Why Should My Student Consider Off Campus Apartments Instead of Campus Housing?
In 2013, there were almost 7 million students enrolled in four year colleges across the United States and almost 14 1/2 million students doing undergraduate work. That’s a lot of students! For colleges whose programs are up and coming, they may experience an overcrowding of dorms and not know where to put the extra students. In this case, off campus apartments might allow a student more space and privacy than sharing a room with two or three other students. It’s good to always consider them as an option, in case the on campus housing does become full and your student is left without a living space for the year.
Indeed, many students have cited preferring to live off campus because of the increased privacy. There’s more space for students to spread out and enjoy and they can feel more at ease having friends over or entertaining. Additionally, if a student chooses off campus housing, they’re usually choosing a friend (or several friends) to live with, so it’ll automatically be a friendly environment.
Students also have more freedom outside of school grounds. For example, many campuses require that students purchase a meal plan if they live on campus, but with an off campus apartment, students can opt out of the meal plan and cook themselves, which is often cheaper. The noise restrictions are usually set by the town, but aren’t as prohibitive as those often set by colleges with strict quiet hours.
Room and board can be quite expensive on top of tuition and in many cases, living off campus may actually be far cheaper, especially without the meal plan or other fees.

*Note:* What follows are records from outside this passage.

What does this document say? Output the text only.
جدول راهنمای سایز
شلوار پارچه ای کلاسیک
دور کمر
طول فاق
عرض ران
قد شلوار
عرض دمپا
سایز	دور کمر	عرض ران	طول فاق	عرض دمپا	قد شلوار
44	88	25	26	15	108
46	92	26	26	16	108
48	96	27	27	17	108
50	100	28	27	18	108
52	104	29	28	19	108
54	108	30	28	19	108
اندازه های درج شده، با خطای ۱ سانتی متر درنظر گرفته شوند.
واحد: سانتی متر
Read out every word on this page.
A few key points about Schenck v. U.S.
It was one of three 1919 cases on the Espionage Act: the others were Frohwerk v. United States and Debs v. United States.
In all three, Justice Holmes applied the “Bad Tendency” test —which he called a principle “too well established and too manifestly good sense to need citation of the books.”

Some students have been able to cut their college costs in half by simply moving out of the dorm.
What Should My Student Be Aware Of When Living Off Campus?

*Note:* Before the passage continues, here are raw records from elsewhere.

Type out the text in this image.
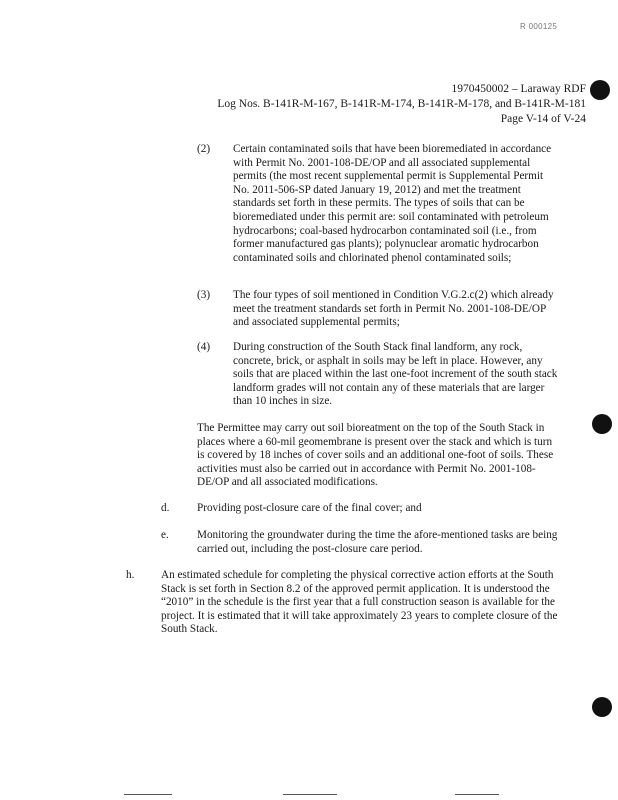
R 000125
1970450002 – Laraway RDF
Log Nos. B-141R-M-167, B-141R-M-174, B-141R-M-178, and B-141R-M-181
Page V-14 of V-24
(2) Certain contaminated soils that have been bioremediated in accordance with Permit No. 2001-108-DE/OP and all associated supplemental permits (the most recent supplemental permit is Supplemental Permit No. 2011-506-SP dated January 19, 2012) and met the treatment standards set forth in these permits. The types of soils that can be bioremediated under this permit are: soil contaminated with petroleum hydrocarbons; coal-based hydrocarbon contaminated soil (i.e., from former manufactured gas plants); polynuclear aromatic hydrocarbon contaminated soils and chlorinated phenol contaminated soils;
(3) The four types of soil mentioned in Condition V.G.2.c(2) which already meet the treatment standards set forth in Permit No. 2001-108-DE/OP and associated supplemental permits;
(4) During construction of the South Stack final landform, any rock, concrete, brick, or asphalt in soils may be left in place. However, any soils that are placed within the last one-foot increment of the south stack landform grades will not contain any of these materials that are larger than 10 inches in size.
The Permittee may carry out soil bioreatment on the top of the South Stack in places where a 60-mil geomembrane is present over the stack and which is turn is covered by 18 inches of cover soils and an additional one-foot of soils. These activities must also be carried out in accordance with Permit No. 2001-108-DE/OP and all associated modifications.
d. Providing post-closure care of the final cover; and
e.	Monitoring the groundwater during the time the afore-mentioned tasks are being carried out, including the post-closure care period.
h. An estimated schedule for completing the physical corrective action efforts at the South Stack is set forth in Section 8.2 of the approved permit application. It is understood the “2010” in the schedule is the first year that a full construction season is available for the project. It is estimated that it will take approximately 23 years to complete closure of the South Stack.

Living off campus is another huge step of responsibility. Students should know that they’re subject to the town rules and can be charged by the town for rowdy behavior or illegal behavior. Any damages to property will also have to be paid by them. You and your student should research what exactly you’re responsible for and what damages you’d have to account for.
Don’t trust that the house or apartment your student receives is as clean or top notch as they should be. Check for damages or other problems with the apartment or house before signing a lease — and take pictures if there are issues. This keeps you from becoming liable for those damages. You should also make sure appliances are in working order and that water damage and mold aren’t present before signing a lease.
It’s also important for students to be financially ready to live off campus. They should account for extra costs other than just rent or utilities — what about a weekly grocery bill? Do they have to pay for Internet or TV? They should set aside a little extra for an emergency fund as well.
There are a number of reasons your student may want to move into an off campus apartment. You just want to make sure he or she is prepared before they take this next big step.